Linimassa.id – Petani Desa Pundenrejo, Kecamatan Tayu, Pati, dengan penuh harap mengunjungi Kantor Wilayah Kementerian Agraria dan Tata Ruang/Badan Pertanahan Nasional (ATR/BPN) Jawa Tengah di Semarang pada Selasa (16/7).
Mereka membawa keluhan atas sengketa tanah yang sudah berlangsung lama dan berdampak besar pada kehidupan mereka sebagai petani.

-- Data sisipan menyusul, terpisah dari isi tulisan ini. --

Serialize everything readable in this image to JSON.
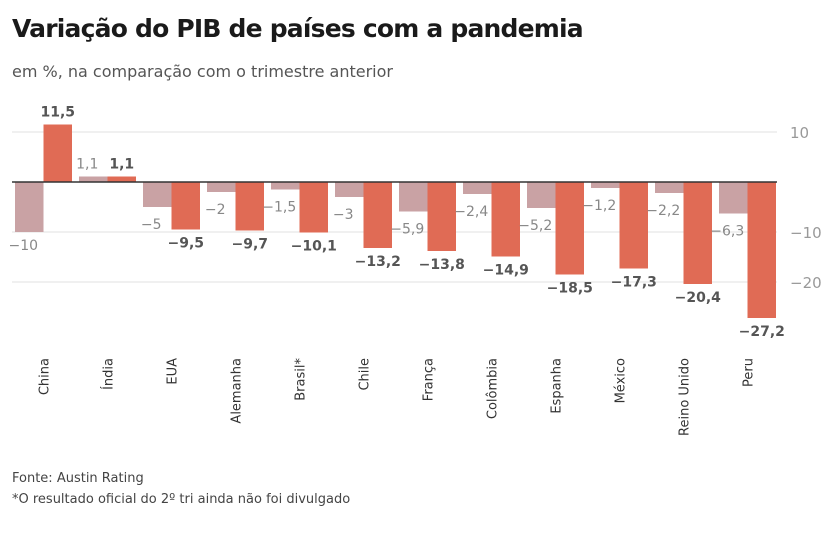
{
  "title": "Variação do PIB de países com a pandemia",
  "subtitle": "em %, na comparação com o trimestre anterior",
  "source": "Fonte: Austin Rating",
  "footnote": "*O resultado oficial do 2º tri ainda não foi divulgado",
  "chart_data": {
    "type": "bar",
    "categories": [
      "China",
      "Índia",
      "EUA",
      "Alemanha",
      "Brasil*",
      "Chile",
      "França",
      "Colômbia",
      "Espanha",
      "México",
      "Reino Unido",
      "Peru"
    ],
    "series": [
      {
        "values": [
          -10,
          1.1,
          -5,
          -2,
          -1.5,
          -3,
          -5.9,
          -2.4,
          -5.2,
          -1.2,
          -2.2,
          -6.3
        ],
        "color": "#c9a2a4"
      },
      {
        "values": [
          11.5,
          1.1,
          -9.5,
          -9.7,
          -10.1,
          -13.2,
          -13.8,
          -14.9,
          -18.5,
          -17.3,
          -20.4,
          -27.2
        ],
        "color": "#e06b55"
      }
    ],
    "yticks": [
      10,
      -10,
      -20
    ],
    "ytick_labels": [
      "10",
      "−10",
      "−20"
    ],
    "grid": true,
    "axis_side": "right"
  }
}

Supriyadi (80), salah satu petani yang menjadi perwakilan kelompok, menjelaskan bahwa kunjungan tersebut bertujuan mengajukan audiensi dengan BPN guna mencari solusi atas konflik tanah yang melibatkan PT Laju Perdana Indah (PT LPI), pengelola Pabrik Gula Pakis.

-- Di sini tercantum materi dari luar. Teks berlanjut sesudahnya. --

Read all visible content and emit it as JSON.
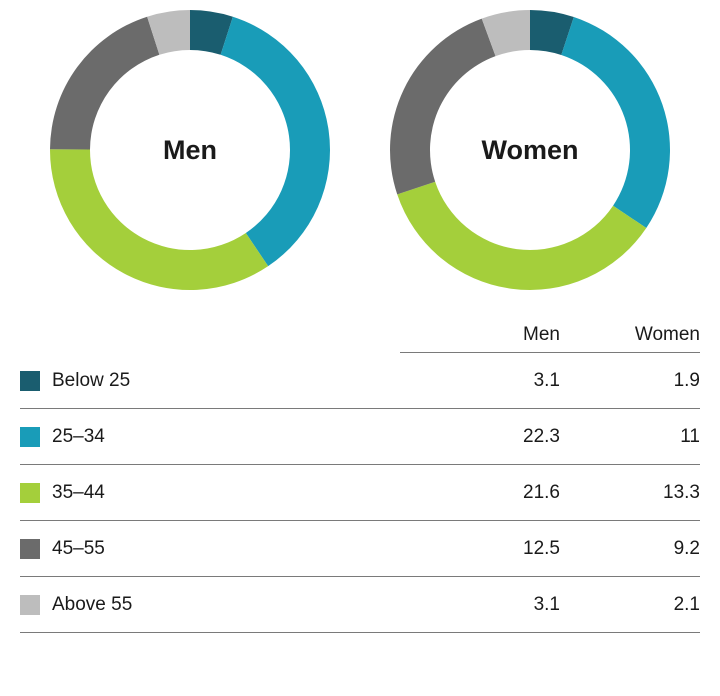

Puluhan Petani Keluhkan Sengketa Tanah
“Tanah yang seharusnya untuk masyarakat kini dimanfaatkan oleh perusahaan gula tersebut,” ujar Supriyadi.
Menurutnya, lahan seluas 7,3 hektare di Desa Pundenrejo sangat berarti bagi komunitas petani karena merupakan sumber utama penghidupan mereka.
Ia menambahkan bahwa lahan yang berstatus Hak Guna Bangunan (HGB) dan dikelola oleh PT LPI telah digunakan tidak sesuai dengan tujuannya.
Supriyadi berharap tanah itu kembali untuk dikelola masyarakat sebagai lahan pertanian. “Sejak 1973, lahan ini sudah salah peruntukannya dan terus berlanjut hingga saat ini,” jelasnya.
Sebagai informasi, sebelum dikuasai oleh PT LPI, tanah tersebut dulunya dikelola oleh masyarakat sejak era kolonial Belanda hingga pasca-kemerdekaan.
Namun, pasca peristiwa G30S PKI, lahan ini dikuasai oleh militer, yang membuat petani kehilangan akses. Kemudian pada tahun 1973, status lahan berubah menjadi HGB di bawah BAPPIPUNDIP, unit usaha di bawah Kodam IV Diponegoro, yang berlaku hingga tahun 2024.
Supriyadi menegaskan, sejak 1947, sebanyak 143 warga telah menggarap tanah tersebut, bahkan sebelum era penjajahan Jepang dan Belanda.
Ketidaksesuaian Lahan Pabrik Gula untuk Masyarakat
“Penggunaan lahan untuk pabrik gula tidak sesuai dengan kebutuhan masyarakat lokal yang membutuhkannya untuk bertani,” jelasnya.
Sementara itu, Sumiyati (53), petani yang juga hadir, berharap agar HGB yang akan berakhir pada September 2024 bisa dikembalikan kepada warga.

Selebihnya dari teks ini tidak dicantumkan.